Forecasting the Reliability of a Wastewater Disposal System and Predicting Future Corrective Actions using Hydraulic Simulation

Abstract

Abstract Continuous monitoring of wastewater disposal (WWD) systems capacities is necessary given the increase in water production from mature fields. The grave and critical importance of such systems necessitates proactive diagnosing and forecasting of WWD system performances. The precise outcomes of hydraulic simulation have proven reliable in forecasting operational scenarios related to WWD systems. The accurate predictions of hydraulic simulation, coupled with identified time frames and monetary investments, pave the way for accountable and successful managerial decisions.
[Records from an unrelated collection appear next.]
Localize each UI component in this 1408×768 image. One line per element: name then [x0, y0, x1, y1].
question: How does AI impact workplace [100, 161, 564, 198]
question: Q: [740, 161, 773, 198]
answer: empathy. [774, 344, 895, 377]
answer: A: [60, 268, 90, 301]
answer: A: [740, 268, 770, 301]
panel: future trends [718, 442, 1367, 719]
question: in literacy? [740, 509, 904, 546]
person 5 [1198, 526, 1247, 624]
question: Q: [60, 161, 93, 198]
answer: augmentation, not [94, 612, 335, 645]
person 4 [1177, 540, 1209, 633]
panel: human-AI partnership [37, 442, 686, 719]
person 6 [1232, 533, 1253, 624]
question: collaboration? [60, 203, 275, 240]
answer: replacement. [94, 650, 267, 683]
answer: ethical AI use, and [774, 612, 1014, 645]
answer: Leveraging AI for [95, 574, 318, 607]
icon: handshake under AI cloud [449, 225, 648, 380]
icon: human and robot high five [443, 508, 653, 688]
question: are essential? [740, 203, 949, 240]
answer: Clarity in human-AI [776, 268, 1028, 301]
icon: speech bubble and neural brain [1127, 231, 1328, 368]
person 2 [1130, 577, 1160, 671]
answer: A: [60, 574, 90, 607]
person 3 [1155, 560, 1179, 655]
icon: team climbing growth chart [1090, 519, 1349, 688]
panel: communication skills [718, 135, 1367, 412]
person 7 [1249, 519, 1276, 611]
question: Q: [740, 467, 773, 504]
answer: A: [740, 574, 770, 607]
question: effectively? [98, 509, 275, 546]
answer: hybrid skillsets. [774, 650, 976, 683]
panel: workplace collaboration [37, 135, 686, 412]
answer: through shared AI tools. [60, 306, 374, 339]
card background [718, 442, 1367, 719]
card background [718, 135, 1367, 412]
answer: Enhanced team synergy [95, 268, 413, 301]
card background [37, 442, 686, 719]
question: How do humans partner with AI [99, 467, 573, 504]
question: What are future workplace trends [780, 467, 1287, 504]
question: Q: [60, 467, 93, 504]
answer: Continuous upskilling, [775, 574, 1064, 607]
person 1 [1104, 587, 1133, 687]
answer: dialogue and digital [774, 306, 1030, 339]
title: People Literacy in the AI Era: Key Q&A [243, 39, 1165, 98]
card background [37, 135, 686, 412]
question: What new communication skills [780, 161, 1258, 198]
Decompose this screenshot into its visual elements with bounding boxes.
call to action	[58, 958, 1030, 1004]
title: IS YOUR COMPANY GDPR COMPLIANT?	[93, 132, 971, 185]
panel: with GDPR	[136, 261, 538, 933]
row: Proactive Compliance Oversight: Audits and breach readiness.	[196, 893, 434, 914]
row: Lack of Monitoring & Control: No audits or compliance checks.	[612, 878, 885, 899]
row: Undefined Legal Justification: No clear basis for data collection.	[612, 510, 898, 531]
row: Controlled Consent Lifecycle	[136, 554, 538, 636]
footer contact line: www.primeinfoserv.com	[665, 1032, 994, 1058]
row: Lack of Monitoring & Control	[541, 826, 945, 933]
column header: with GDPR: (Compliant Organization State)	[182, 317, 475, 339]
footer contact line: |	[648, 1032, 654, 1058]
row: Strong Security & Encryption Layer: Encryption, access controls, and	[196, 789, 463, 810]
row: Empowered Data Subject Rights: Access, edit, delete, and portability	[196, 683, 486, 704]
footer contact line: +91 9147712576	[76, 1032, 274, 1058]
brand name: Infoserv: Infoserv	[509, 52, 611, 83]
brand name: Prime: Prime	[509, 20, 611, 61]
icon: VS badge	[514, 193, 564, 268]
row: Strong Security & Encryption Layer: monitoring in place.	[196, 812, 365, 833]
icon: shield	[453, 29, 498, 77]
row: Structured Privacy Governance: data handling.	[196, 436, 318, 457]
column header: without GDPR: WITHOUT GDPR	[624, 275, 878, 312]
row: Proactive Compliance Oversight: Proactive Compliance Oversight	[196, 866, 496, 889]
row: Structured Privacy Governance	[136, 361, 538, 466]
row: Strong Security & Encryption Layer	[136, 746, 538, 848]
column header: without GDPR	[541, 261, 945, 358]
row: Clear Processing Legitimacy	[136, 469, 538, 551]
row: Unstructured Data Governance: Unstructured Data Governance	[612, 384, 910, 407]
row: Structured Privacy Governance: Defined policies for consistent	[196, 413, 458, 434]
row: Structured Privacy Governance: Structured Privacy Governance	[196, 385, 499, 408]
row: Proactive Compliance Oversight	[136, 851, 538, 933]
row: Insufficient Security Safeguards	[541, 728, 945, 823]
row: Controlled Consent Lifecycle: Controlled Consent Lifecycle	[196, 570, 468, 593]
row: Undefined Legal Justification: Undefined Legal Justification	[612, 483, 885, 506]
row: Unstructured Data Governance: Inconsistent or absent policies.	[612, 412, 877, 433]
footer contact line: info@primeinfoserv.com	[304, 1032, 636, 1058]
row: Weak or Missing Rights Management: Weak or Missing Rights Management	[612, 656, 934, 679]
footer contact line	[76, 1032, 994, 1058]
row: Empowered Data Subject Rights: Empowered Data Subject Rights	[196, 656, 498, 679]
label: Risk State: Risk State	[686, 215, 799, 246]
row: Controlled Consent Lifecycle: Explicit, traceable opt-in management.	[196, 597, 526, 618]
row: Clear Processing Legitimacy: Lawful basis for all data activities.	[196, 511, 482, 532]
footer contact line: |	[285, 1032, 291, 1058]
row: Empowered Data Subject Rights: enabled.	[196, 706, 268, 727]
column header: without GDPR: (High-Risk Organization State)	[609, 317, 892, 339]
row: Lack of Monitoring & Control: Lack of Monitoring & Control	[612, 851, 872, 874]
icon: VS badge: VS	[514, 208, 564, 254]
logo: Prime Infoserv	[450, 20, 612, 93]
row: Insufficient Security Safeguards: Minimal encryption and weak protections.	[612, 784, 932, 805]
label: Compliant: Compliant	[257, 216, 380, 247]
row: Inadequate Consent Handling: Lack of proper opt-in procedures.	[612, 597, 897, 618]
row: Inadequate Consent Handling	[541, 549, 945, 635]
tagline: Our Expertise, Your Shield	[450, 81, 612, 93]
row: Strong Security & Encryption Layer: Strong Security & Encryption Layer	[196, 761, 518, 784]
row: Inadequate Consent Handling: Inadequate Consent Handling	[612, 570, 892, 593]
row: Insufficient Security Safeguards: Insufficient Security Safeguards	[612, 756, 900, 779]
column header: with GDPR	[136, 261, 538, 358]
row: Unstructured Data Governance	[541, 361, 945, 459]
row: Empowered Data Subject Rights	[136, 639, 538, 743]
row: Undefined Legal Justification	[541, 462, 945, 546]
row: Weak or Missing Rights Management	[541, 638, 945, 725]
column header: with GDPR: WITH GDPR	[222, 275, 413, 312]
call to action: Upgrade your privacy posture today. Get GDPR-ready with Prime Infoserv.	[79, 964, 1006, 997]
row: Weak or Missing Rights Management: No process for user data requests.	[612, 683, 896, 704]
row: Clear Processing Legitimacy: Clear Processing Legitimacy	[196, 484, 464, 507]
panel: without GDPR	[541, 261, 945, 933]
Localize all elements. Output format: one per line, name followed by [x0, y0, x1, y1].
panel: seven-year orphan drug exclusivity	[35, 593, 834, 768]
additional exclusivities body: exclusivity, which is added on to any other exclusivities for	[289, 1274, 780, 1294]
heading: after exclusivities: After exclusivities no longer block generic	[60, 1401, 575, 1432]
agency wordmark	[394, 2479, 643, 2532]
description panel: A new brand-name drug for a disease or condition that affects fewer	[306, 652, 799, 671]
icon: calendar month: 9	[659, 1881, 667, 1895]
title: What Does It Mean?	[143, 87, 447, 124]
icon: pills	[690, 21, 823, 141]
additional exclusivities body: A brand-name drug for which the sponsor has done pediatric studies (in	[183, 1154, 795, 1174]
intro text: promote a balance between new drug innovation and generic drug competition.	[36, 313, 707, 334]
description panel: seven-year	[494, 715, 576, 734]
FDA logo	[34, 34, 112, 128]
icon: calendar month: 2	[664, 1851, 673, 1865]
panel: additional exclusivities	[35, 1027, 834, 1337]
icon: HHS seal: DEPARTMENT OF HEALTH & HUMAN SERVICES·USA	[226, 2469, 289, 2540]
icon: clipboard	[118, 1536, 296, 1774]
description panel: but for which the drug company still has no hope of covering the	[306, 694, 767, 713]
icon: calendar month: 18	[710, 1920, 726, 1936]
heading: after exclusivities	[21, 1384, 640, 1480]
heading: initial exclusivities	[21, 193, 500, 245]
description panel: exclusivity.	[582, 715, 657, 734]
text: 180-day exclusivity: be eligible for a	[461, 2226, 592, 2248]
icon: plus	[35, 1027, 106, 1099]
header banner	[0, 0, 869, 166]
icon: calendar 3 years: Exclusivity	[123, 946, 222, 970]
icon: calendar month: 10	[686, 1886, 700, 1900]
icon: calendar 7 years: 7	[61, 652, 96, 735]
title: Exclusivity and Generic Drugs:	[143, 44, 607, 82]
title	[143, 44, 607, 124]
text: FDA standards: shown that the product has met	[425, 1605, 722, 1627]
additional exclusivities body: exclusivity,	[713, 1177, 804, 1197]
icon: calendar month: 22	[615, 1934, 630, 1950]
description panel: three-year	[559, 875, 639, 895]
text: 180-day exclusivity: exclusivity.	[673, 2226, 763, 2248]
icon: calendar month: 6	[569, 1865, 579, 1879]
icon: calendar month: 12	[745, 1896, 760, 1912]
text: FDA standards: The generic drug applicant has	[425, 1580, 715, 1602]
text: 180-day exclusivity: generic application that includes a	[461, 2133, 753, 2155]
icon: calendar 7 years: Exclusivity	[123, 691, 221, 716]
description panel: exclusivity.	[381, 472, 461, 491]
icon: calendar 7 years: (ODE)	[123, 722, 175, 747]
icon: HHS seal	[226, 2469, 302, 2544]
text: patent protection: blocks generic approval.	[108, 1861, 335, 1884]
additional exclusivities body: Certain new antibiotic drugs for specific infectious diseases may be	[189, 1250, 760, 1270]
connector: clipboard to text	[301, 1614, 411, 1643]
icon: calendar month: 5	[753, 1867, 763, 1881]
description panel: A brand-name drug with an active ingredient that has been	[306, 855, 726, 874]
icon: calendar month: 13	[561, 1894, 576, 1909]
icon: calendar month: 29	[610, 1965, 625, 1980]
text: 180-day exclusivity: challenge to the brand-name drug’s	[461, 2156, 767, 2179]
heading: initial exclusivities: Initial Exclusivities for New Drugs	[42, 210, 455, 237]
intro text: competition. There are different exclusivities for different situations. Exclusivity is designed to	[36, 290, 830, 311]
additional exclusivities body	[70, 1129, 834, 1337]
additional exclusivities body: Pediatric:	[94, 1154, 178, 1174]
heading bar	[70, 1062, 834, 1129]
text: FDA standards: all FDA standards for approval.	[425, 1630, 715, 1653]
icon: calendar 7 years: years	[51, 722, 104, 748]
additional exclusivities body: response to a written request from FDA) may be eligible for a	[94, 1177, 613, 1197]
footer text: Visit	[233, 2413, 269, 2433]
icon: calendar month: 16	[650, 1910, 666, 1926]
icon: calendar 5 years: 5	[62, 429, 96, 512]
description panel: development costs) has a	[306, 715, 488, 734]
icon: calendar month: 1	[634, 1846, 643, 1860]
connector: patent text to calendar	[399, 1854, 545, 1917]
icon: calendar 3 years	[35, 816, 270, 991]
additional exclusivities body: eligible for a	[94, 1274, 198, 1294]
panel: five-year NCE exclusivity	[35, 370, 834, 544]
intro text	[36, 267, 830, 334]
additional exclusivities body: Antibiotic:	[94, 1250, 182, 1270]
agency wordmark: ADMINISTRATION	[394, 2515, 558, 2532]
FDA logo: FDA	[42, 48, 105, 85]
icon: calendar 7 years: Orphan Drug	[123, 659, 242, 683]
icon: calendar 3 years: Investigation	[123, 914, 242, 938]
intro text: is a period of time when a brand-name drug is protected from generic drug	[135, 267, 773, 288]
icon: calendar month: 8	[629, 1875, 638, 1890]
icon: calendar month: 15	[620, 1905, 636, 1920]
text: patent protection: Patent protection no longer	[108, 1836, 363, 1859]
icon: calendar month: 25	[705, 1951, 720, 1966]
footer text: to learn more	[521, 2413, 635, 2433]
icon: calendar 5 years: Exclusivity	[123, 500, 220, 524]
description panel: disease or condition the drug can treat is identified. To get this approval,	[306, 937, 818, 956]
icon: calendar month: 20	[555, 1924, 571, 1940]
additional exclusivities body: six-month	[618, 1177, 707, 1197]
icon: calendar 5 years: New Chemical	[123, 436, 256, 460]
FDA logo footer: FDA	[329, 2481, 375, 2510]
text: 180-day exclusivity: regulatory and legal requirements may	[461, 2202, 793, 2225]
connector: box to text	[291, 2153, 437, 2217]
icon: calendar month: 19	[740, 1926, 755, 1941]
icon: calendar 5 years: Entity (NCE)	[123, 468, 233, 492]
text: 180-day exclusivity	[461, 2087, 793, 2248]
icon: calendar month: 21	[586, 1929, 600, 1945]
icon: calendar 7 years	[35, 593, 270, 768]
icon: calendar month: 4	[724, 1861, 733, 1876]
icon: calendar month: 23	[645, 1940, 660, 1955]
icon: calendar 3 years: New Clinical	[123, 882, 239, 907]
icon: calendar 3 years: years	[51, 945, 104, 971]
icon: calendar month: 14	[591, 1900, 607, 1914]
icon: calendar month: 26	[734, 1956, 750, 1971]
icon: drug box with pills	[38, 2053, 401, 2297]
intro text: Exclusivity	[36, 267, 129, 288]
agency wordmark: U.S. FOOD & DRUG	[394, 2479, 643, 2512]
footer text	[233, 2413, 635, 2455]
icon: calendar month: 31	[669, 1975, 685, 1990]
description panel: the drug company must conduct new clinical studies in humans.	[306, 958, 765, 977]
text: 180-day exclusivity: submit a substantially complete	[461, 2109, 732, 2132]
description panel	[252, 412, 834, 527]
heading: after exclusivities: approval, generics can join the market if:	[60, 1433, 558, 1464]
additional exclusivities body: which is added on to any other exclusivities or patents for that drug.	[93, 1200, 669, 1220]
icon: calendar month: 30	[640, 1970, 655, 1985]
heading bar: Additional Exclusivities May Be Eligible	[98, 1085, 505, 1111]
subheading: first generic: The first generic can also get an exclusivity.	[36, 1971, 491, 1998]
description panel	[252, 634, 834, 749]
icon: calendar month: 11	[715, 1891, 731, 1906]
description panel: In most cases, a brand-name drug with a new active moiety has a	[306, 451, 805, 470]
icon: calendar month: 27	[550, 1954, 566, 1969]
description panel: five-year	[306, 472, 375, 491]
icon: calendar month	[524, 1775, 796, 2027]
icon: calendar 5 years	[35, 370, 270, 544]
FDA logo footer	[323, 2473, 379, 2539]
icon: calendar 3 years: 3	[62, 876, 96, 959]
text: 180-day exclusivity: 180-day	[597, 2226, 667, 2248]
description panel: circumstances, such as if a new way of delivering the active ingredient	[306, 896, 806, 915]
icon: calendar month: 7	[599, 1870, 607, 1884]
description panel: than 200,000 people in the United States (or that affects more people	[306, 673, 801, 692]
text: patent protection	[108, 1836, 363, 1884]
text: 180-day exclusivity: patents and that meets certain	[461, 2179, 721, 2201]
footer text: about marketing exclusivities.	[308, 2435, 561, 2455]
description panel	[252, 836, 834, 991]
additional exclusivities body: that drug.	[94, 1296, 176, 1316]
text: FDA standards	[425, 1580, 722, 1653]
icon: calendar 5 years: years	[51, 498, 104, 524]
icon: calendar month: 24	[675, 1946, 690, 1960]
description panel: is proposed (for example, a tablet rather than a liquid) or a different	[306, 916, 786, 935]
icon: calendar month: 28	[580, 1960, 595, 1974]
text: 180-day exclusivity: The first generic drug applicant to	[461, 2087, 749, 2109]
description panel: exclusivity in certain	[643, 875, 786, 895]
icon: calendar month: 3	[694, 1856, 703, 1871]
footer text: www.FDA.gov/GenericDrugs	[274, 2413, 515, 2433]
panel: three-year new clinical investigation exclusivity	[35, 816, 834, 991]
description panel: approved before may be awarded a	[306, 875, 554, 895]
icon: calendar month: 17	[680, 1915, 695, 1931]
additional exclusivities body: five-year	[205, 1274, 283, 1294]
Plant-A injects wastewater into five disposal wells at a given capacity. Historical system performance showed an increase in the pump discharge pressure that has reached near its maximum operating limit. Future production demands entail the need to avail extra injection capacity to this WWD system. A full system analysis of Plant-A disposal network, utilizing hydraulic simulation techniques, was performed to model the current injection performance. The inflow and outflow performance relationships for five disposal wells were generated and calibrated using actual injection data. Network flow analysis was performed to account for both frictional and gravitational pressure losses in pipelines and flow restrictions using sophisticated software. This comprehensive study of the disposal system was aimed at exploring all possible root causes of the discharge pressure increase. In addition, the hydraulic simulator forecasted several feasible and recommended scenarios to eliminate this high discharge pressure. The contemplated scenarios were tapping into a nearby disposal system (either from the pumps suction or through transfer lines to the close by disposal system) and installing horizontal pump systems at the injection wellheads. This paper will present in depth the hydraulic simulation results of the above-mentioned scenarios and highlight their feasibility as viable short-term options. In addition, a detailed account of the associated time periods and respective costs of conceived short-term plans is shown. This high accuracy model improved the decision-making process, and an optimized solution was put into effect based on the simulation results.